The following June, 1891, the Canadian women were able to guarantee her salary and so, although Clarke loved the girls and boys among whom she had been working, she moved to Chissamba in the late summer or early fall. She set up housekeeping and took over the mission school of about thirty boys between the ages of six and twenty. Ngulu, the first boy to join Walter Currie, became her especially devoted helper.

Clarke also began a school for girls. A few of them had shown interest in the boys’ lessons even before Clarke arrived; she built upon their interest and upon the missionaries’ desire to provide good wives for the young men who were influenced by the mission. Eight or nine girls would come from their homes a little after sunset and attend the evening service. The mission provided a house in which they might spend the night because it was too cold for them to cross the swamp from their villages early in the morning. Clarke began the school at seven in the morning; after classes the girls returned home to work in the fields. Clarke was much loved on the mission field. She delighted her hearers when she played the mission’s small organ, and she fascinated her students when, occasionally, she would let her golden-brown hair hang loose and allow them to touch it.

After less than a year at Chissamba, however, Clarke became ill. She had gone to Bailundu for a vacation, but soon after her arrival she was stricken by a severe fever. Those who nursed her recognized it as the same kind that had already carried off two missionaries. After a few days, however, she began to regain her strength. At the end of August Clarke reported to her parents, “I am so glad to be spared to work a little longer here. That was a dreadful fever, and I came very near to going to my Savior before I had done any work for him. You may thank the Bailundu friends, for their prompt measures saved my life there is not the slightest doubt.”[4]

Reluctantly Clarke remained at Bailundu as she recovered from the resulting weakness, but she was impatient to return to her own students at Chissamba. Finally, in the middle of October her insistence overcame the prudence of the other missionaries, and she was permitted to return to Chissamba and to her school although she had not completely regained her health.

The missionaries’ concern was well founded. One Wednesday night in the following March she became ill with the same fever she had suffered in Bailundu. The missionary couple at Chissamba attended her all Thursday and Friday, day and night, but she continued to weaken, repeating hymns while she was able, to take her mind off her suffering. Early on Saturday morning, March 18, 1893, she died peacefully. She was buried in the garden of that missionary couple, beside the graves of their two children who had also died at Chissamba.

When the news reached Canada two months later, memorial services were held in the Congregational church in Guelph. At the evening service, William F. Clarke spoke a few words. “He still questioned whether his daughter had been correct in interpreting her call as a call to Africa, but he had no doubt of her loyalty in responding to Christ’s call.”[5]

Marilyn Färdig Whiteley


Notes

  1. Letter from Minnie Clarke to E. M. HILL, Feb. 7, 1890, Canada Congregational Woman’s Board of Missions Fonds 206, 80.012C 2- 6 and 80.0143C /TR, United Church of Canada Archives, Toronto, Ontario.

  2. Letter from Minnie Clarke to Mrs.

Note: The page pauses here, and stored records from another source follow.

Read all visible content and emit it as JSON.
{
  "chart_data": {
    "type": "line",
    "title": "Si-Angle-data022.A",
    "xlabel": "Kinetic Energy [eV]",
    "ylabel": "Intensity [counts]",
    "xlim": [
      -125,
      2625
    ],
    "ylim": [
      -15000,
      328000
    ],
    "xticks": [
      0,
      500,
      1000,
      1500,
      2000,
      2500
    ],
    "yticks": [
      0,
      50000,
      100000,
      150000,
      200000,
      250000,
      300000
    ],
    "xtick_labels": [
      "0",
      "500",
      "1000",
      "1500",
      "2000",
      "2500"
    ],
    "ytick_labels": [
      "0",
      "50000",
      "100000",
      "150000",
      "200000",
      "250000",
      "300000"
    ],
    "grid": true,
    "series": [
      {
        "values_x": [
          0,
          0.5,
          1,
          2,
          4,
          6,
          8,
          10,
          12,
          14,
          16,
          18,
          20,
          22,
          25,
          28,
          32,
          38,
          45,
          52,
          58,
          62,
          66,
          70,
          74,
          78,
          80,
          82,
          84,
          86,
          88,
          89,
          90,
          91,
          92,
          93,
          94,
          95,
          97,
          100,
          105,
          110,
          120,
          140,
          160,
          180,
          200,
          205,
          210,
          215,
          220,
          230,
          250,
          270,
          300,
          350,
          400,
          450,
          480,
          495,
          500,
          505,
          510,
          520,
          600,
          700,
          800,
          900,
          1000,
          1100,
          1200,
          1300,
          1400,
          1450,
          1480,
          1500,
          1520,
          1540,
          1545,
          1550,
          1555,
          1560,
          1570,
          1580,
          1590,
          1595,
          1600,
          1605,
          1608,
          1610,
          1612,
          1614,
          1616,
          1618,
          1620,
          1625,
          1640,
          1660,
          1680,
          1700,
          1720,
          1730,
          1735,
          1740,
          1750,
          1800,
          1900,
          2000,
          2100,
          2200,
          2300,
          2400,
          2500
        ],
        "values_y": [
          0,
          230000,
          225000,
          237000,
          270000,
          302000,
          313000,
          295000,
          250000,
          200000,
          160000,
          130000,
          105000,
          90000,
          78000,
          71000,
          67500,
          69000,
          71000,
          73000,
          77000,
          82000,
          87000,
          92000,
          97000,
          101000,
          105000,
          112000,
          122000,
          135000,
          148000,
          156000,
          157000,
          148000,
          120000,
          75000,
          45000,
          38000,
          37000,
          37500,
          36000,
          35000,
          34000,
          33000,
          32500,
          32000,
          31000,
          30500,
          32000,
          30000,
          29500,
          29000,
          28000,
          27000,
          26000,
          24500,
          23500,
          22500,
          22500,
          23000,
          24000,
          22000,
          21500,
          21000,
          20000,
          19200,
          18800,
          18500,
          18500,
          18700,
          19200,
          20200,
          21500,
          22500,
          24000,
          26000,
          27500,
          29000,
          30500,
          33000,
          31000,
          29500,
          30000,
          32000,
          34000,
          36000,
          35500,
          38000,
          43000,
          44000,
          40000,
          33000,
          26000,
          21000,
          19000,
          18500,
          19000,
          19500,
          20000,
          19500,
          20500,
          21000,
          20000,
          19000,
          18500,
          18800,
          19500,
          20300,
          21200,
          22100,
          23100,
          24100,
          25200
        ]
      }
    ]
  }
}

Wood, Mar. 10, 1890.

  3. Guelph Daily Mercury, June 13, 1890.

  4. Canadian Independent, Mar. 1893, 59.

  5. Guelph Daily Mercury, May 29, 1893.

Bibliography

Canada Congregational Woman’s Board of Missions Funds 206, 80.012C 2- 6 and 80.0143C /TR, United Church of Canada Archives, Toronto, Ontario.

Canadian Independent, 1890-1893.

Guelph Daily Mercury, 1890-1893.

Missionary Herald, July, 1893, 272.

Whiteley, Marilyn Färdig, “The Cheerful Obedience of Minnehaha Clarke, Touchstone, Vol. 21, No. 3, Sept. 2003, 49-58.